Именно тогда, в тот миг, в объятиях Арройо, Гарриет уже ненавидела Арройо прежде всего за это: она узнала этот мир, но не могла стать его частью, а он это знал и все же предлагал его ей, дал вкусить от него, зная, что ничто не может соединить их навсегда, и, может быть, даже издевался над ней, спрашивая: «Ты не жалеешь, что приехала сюда, грингита?» — и она отвечала «нет»; «Тебя тут не обижают?» — и она отвечала «нет»; «Ты хочешь сейчас вернуться назад, на границу, в сопровождении моих людей?» — и она отвечала «нет»; «Ты останешься со мной навсегда? Я брошу Луну, а ты поедешь со мной встретить моего незнакомого брата в Юкатане, убившего моего отца?» — и она отвечала «нет, нет, нет». «А если мы будем жить вместе и народим сыновей, и поженимся, и вместе состаримся, грингита?»

— Нет.

— Боишься, что шальная пуля меня прикончит?

— Нет. Боюсь, что ты можешь кого-нибудь прикончить.

— Твоего гринго, а?

— И себя самого, Арройо. Боюсь того, что ты сделаешь сам с собой.

— Поверь, гринга, сейчас я — это почти не я. Ведь я скор на дела и умею драться, как ты видела. Теперь же я застрял в доме, который был моим прошлым. Прошлого больше нет. Я это понял. Нам надо идти дальше. Движение не кончилось.

— Ты ослушался приказа, так долго оставаясь здесь, в усадьбе?

— Нет. Я сражаюсь. И сам отдаю приказы. Но, — засмеялся Арройо, — Панчо Вилья ненавидит всякого, кто хочет вернуться домой. Такое он считает почти за измену. Конечно, я рисковал, когда взял усадьбу Миранды и задержался тут.

Он шел к югу, к городу Мехико, на встречу со своим братом, убившим его отца.

Она не шла никуда.

— Я не могу, — сказала Гарриет с горечью. — Ты предлагаешь мне стать такой, какой я никогда не смогу быть.

И этого Гарриет Уинслоу никогда не простила Томасу Арройо.

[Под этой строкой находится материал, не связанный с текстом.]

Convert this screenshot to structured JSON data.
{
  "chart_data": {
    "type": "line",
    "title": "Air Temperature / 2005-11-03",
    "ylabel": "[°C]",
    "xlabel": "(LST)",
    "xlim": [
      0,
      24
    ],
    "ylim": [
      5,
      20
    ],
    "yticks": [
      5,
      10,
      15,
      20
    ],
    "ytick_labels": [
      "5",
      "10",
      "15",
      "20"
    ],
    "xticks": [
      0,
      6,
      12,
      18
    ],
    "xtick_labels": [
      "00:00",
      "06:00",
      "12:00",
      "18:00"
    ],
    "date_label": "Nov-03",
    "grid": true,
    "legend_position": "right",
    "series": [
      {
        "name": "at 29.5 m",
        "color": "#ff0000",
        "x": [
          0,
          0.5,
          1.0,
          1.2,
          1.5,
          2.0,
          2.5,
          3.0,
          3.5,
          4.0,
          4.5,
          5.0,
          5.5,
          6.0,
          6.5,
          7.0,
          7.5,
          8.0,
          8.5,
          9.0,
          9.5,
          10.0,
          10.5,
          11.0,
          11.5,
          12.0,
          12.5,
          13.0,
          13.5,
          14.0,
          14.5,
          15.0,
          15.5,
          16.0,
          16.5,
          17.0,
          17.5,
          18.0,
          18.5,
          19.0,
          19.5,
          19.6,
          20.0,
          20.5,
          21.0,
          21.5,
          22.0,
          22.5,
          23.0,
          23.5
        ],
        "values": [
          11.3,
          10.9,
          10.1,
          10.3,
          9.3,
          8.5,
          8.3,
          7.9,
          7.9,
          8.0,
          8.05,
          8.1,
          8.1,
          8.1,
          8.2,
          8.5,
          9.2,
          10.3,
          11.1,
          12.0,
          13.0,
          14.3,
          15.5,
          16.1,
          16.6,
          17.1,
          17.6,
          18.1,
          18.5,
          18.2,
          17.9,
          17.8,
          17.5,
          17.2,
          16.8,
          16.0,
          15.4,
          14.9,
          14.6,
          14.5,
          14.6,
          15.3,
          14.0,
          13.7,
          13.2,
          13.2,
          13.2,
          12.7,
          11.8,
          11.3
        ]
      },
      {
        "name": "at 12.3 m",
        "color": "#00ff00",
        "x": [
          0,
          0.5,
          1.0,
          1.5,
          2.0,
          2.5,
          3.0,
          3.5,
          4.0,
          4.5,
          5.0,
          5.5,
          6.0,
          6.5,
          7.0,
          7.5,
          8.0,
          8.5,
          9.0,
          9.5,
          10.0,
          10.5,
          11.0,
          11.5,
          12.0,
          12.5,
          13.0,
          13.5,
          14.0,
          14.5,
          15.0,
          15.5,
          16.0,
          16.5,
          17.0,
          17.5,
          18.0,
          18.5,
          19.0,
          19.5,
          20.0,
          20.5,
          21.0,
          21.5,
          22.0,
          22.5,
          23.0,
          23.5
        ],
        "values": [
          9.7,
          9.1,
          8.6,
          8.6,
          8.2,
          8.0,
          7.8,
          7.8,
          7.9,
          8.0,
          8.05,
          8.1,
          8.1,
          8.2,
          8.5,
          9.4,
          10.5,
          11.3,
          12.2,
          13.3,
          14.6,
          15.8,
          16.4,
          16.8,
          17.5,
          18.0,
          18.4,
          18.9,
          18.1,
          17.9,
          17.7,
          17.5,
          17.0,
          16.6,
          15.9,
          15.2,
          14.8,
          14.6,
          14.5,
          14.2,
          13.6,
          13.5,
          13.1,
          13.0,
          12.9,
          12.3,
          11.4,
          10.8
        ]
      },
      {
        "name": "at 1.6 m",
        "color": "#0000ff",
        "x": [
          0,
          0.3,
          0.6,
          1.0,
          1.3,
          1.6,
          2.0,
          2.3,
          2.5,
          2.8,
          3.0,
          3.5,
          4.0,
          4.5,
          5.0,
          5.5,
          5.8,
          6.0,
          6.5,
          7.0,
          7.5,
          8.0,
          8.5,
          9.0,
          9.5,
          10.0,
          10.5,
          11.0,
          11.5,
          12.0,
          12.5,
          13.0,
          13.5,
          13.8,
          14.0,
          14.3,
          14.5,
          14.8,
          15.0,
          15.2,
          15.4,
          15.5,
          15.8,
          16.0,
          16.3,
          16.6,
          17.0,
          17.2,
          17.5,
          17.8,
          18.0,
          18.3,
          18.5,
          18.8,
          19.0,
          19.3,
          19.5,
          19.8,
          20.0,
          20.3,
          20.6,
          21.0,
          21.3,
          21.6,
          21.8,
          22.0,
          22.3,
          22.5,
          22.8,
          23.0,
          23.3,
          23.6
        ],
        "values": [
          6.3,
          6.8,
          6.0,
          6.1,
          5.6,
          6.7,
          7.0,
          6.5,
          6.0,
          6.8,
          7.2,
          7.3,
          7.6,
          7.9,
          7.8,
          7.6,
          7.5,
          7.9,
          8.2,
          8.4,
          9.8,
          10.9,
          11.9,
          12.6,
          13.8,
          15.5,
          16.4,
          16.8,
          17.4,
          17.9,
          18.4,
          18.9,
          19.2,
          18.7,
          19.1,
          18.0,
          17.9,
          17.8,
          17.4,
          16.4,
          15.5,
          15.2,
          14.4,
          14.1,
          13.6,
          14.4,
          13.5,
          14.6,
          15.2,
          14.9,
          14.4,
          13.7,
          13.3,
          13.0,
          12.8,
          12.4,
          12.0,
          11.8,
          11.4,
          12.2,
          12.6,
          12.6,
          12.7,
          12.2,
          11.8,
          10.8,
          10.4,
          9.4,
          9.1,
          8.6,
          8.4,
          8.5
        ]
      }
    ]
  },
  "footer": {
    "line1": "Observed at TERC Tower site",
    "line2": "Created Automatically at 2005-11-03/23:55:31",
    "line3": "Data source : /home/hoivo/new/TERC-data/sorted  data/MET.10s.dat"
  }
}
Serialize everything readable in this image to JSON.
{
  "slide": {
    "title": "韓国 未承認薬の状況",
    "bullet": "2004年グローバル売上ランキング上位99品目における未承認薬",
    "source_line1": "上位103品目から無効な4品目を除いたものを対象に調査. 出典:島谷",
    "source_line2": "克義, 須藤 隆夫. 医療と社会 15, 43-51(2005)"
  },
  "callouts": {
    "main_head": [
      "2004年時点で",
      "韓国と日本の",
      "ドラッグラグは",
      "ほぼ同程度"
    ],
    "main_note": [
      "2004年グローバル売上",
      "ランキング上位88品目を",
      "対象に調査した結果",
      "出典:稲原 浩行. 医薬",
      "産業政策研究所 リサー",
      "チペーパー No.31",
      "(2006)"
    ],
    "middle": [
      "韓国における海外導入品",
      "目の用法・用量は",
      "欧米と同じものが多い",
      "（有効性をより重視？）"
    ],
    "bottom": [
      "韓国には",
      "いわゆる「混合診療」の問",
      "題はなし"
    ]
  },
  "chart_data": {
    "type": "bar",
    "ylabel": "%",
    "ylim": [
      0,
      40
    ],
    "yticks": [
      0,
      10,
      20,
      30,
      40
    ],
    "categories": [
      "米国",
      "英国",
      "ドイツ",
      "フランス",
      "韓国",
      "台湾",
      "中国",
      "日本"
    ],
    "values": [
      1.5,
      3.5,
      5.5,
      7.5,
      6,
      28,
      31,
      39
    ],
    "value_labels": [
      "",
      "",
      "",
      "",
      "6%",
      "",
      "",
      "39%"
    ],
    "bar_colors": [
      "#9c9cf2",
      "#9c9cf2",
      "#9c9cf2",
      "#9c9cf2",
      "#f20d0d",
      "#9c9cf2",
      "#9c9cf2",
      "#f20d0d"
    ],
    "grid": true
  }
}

Ей захотелось в конечном итоге протянуть свою руку, положить ее на веснушчатую, худую, с тяжелым обручальным кольцом руку старика и сказать ему: то, что она сделала, не было местью за него, а расплатой с Арройо за ту беду, которую он навлек на нее, ибо знал, что она никогда не будет такой, какой — это он ей показал — она могла бы быть. Тогда она, обреченная на возвращение домой с трупом старого гринго, должна была показать Арройо, что никому не дано вернуться к истинно родному дому.

И тем не менее Гарриет Уинслоу знала — она сказала это бродячему писателю, ласково поглаживая его пальцы, покрытые белыми волосками, — что не наказала Арройо, а лишь принесла ему победу героя, молодую смерть. И старый гринго тоже получил свое: он ведь приехал в Мексику умирать. Да, старик, ты сделал по-своему — стал хорошо выглядящим трупом. Да, генерал Арройо, ты сделал по-своему — умер во цвете лет. Эх, старость. Эх, молодость…

Она сидит одна и предается воспоминаниям.

От автора

В 1913 году американский писатель Амброз Бирс, мизантроп, журналист из концерна Херста и автор прекрасных рассказов эпохи Гражданской войны в Северной Америке, простился в письмах со своими друзьями, отрекшись от своей признанной силы духа, сказав, что стал стар и устал.

Однако во всех письмах он оставлял за собой право решить, какой смертью он умрет. Болезнь и несчастный случай он считал недостойной кончиной. Напротив, быть поставленным к стенке в Мексике… «О, — написал он в своем последнем письме, — быть гринго в Мексике — это значит легко умереть».

Он въехал в Мексику в ноябре, и больше о нем никто и ничего не слышал. Остальное — вымысел.

Эта книга была начата в поезде между Чиуауа и Сакатекасом в 1964 году и окончена в Тепостлане (штат Морелос) в 1984 году, в доме Антонио и Франчески Сальдивар на пишущей машинке художника Мариано Риверы Веласкеса.